Again, these are the qualities that the best writers possess. So even if you work on improving at just two or three of them, you can still end up miles from where you began.

In fact, if you did nothing but focus on reading more and becoming a better listener, your ability to relate divergent concepts would improve by leaps and bounds.

The more you see, the more you experience, the more you feel, the better you’re going to be at empathizing with your audience and actually communicating a way to solve their problems.

3. Apply the Seinfeld Method to Your First Draft

Okay, okay, so technically Seinfeld wasn’t even around yet when Joseph Sugarman first published his classic book on direct sales copywriting, Advertising Secrets of the Written Word.

But that doesn’t mean I can’t retroactively attach a clever name to one of his techniques.

What is this thing I call the Seinfeld Method? As Sugarman says:

“Once you’ve done [your first draft], do something that may seem strange to you at first. Stop. That’s right, stop. Go on and do something else. Forget about the project. Do something pleasurable—a stroll in the park, a walk down the street or lunch with a good friend. Whatever you do, let it be a total diversion from what you are currently working on, and please don’t even think of the copy project.”

Let me explain the first draft, Sugarman style. The first draft is a brain dump. It can be disorderly. You can slap grammar right in its smug face. Twice. That’s right, double slap that SOB.

All you have to do in the first draft is get every idea, every potential headline, every concept, every angle down on paper. (And by paper I mean screen cause, c’mon, who writes on paper, right?)

You’ve probably heard this before, because it’s fairly common advice for all kinds of writing. But the important part is what he describes as the next step in the excerpt you just read. Sugarman’s advice is basically to do nothing right after you’ve just gotten going!

That’s why I refer to it as the Seinfeld Method. What was Seinfeld’s concept? It was a show about nothing. Pretty much 90% of the episodes were just Jerry, George, Elaine, and Kramer hanging out in Jerry’s apartment, eating lunch at the coffee shop, going to the movies, or waiting for a table at a Chinese restaurant.

Those are the exact types of things you should go do after your first draft. Anything to take your mind off the copy.

thats-gold-jerry

4. Avoid the Root of Most Bad Writing

What is the root of most bad writing, you ask? 

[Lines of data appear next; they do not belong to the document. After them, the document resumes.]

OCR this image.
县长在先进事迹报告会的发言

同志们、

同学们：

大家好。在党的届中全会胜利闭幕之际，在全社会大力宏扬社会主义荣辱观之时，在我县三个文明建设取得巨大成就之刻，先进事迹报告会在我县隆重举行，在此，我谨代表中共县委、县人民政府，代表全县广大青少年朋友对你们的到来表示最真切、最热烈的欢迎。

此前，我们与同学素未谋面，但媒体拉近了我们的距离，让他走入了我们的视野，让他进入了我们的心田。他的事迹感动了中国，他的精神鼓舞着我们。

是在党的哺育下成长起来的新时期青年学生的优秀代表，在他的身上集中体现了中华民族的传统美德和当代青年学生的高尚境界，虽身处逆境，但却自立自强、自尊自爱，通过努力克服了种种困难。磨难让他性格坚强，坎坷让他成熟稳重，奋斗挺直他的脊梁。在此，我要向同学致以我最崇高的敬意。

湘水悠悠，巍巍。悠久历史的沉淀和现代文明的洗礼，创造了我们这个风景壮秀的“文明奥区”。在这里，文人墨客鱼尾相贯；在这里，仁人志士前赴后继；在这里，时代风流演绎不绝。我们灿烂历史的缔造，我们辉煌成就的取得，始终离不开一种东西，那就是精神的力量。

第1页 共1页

“I’m convinced that fear is at the root of most bad writing. If one is writing for one’s own pleasure, that fear may be mild—timidity is the word I’ve used here. If, however, one is working under deadline—a school paper, a newspaper article, the SAT writing sample—that fear may be intense.”

Whenever you create new content, odds are that you’re working under a deadline. You’re definitely working under the pressure to deliver something—clicks, conversions, cash.

Don’t feed that stuff.

Don’t ask yourself the wrong questions that feed into that fear like, Will this headline get me more clicks? Any questions that enter your mind should be about the customer and the customer only.

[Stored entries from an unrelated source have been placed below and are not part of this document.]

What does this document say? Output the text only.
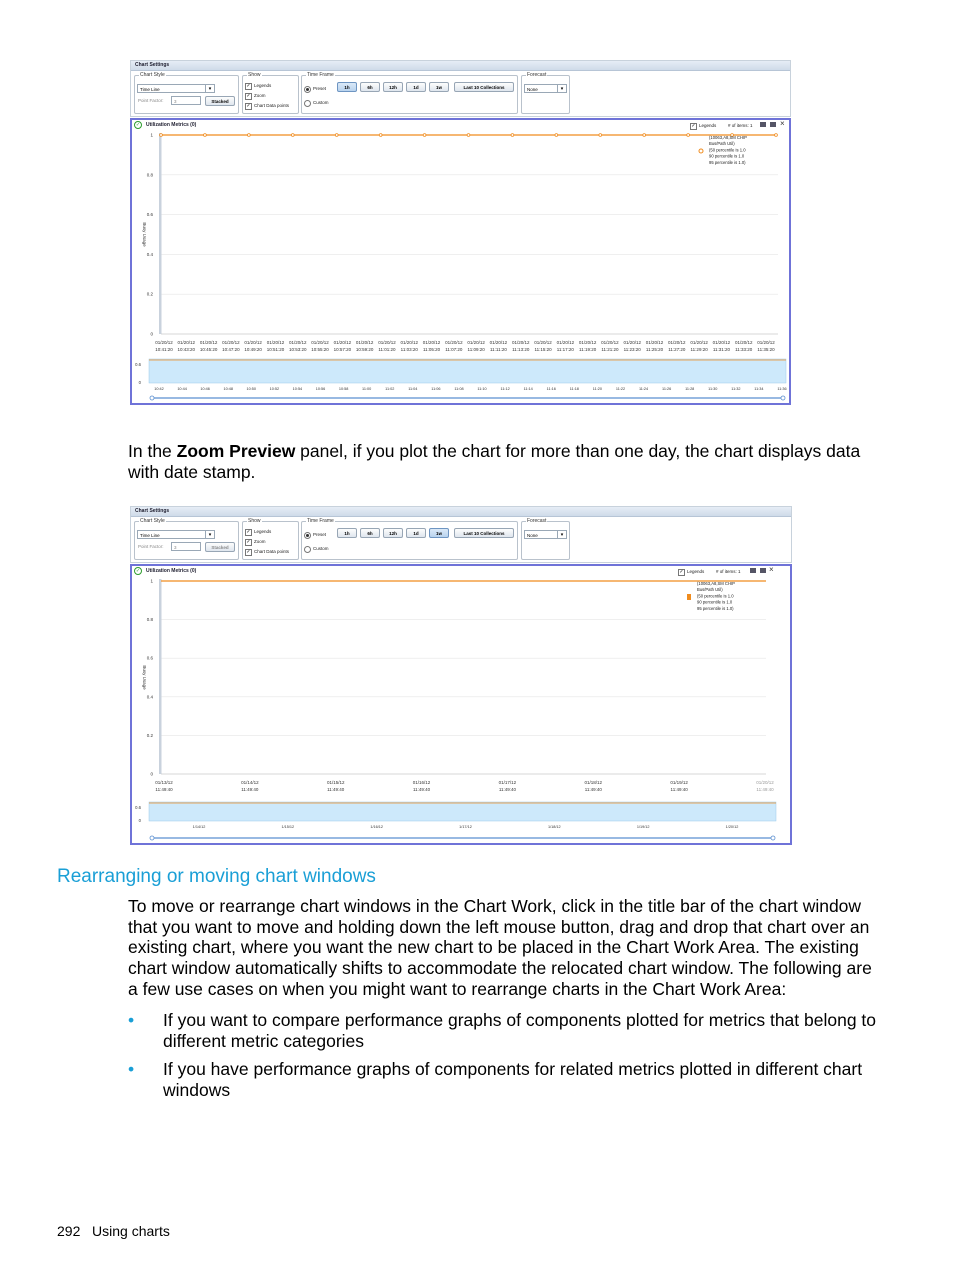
Chart Settings
Chart Style
Time Line	▾
Point Factor:	3	Stacked
Show
✓ Legends
✓ Zoom
✓ Chart Data points
Time Frame
Preset
Custom
1h	6h	12h	1d	1w	Last 10 Collections
Forecast
None	▾
✓	Utilization Metrics (0)	✓ Legends	# of items: 1	×
1
0.8
0.6
0.4
0.2
0
Busy Usage
01/20/12
10:41:20
01/20/12
10:43:20
01/20/12
10:45:20
01/20/12
10:47:20
01/20/12
10:49:20
01/20/12
10:51:20
01/20/12
10:53:20
01/20/12
10:55:20
01/20/12
10:57:20
01/20/12
10:59:20
01/20/12
11:01:20
01/20/12
11:03:20
01/20/12
11:05:20
01/20/12
11:07:20
01/20/12
11:09:20
01/20/12
11:11:20
01/20/12
11:13:20
01/20/12
11:15:20
01/20/12
11:17:20
01/20/12
11:19:20
01/20/12
11:21:20
01/20/12
11:23:20
01/20/12
11:25:20
01/20/12
11:27:20
01/20/12
11:29:20
01/20/12
11:31:20
01/20/12
11:33:20
01/20/12
11:35:20
(10063,A8,SM CHIP
Bus/Path Util)
(50 percentile is 1.0
90 percentile is 1.0
95 percentile is 1.0)
0.6
0
10:42	10:44	10:46	10:48	10:50	10:52	10:54	10:56	10:58	11:00	11:02	11:04	11:06	11:08	11:10	11:12	11:14	11:16	11:18	11:20	11:22	11:24	11:26	11:28	11:30	11:32	11:34	11:36
In the Zoom Preview panel, if you plot the chart for more than one day, the chart displays data
with date stamp.
Chart Settings
Chart Style
Time Line	▾
Point Factor:	3	Stacked
Show
✓ Legends
✓ Zoom
✓ Chart Data points
Time Frame
Preset
Custom
1h	6h	12h	1d	1w	Last 10 Collections
Forecast
None	▾
✓	Utilization Metrics (0)	✓ Legends	# of items: 1	×
1
0.8
0.6
0.4
0.2
0
Busy Usage
01/13/12
11:49:40
01/14/12
11:49:40
01/15/12
11:49:40
01/16/12
11:49:40
01/17/12
11:49:40
01/18/12
11:49:40
01/19/12
11:49:40
01/20/12
11:49:40
(10063,A8,SM CHIP
Bus/Path Util)
(50 percentile is 1.0
90 percentile is 1.0
95 percentile is 1.0)
0.6
0
1/14/12	1/15/12	1/16/12	1/17/12	1/18/12	1/19/12	1/20/12
Rearranging or moving chart windows
To move or rearrange chart windows in the Chart Work, click in the title bar of the chart window
that you want to move and holding down the left mouse button, drag and drop that chart over an
existing chart, where you want the new chart to be placed in the Chart Work Area. The existing
chart window automatically shifts to accommodate the relocated chart window. The following are
a few use cases on when you might want to rearrange charts in the Chart Work Area:
• If you want to compare performance graphs of components plotted for metrics that belong to
different metric categories
• If you have performance graphs of components for related metrics plotted in different chart
windows
292 Using charts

When fear starts creeping in—and it will—remind yourself why you’re writing in the first place. You do it because you believe in the product or service you’re writing about. You do it to make customers’ lives less painful. And you do it because damn good content delivers damn good results.

Writing from a place of fear is stupid. Here’s the worst that can happen if your content is bad—you find out one more way not to market something to a particular audience.

You become smarter.

Look, you can’t control how the audience reacts. All you can do is put the content out there and hope it works. If it doesn’t, you learn something. If it does, you learn something AND you start getting paid more.

So smile. Forget the fear.

If you’re smart enough to be a Convince & Convert reader, you have the capacity to create awesome content that will help people and, in turn, your business.

It’s not easy, but if you’re willing to work at it and follow proven advice like the four tips I just listed from Stephen King and Joseph Sugarman, you’ll make the journey to having awesome content a lot less difficult.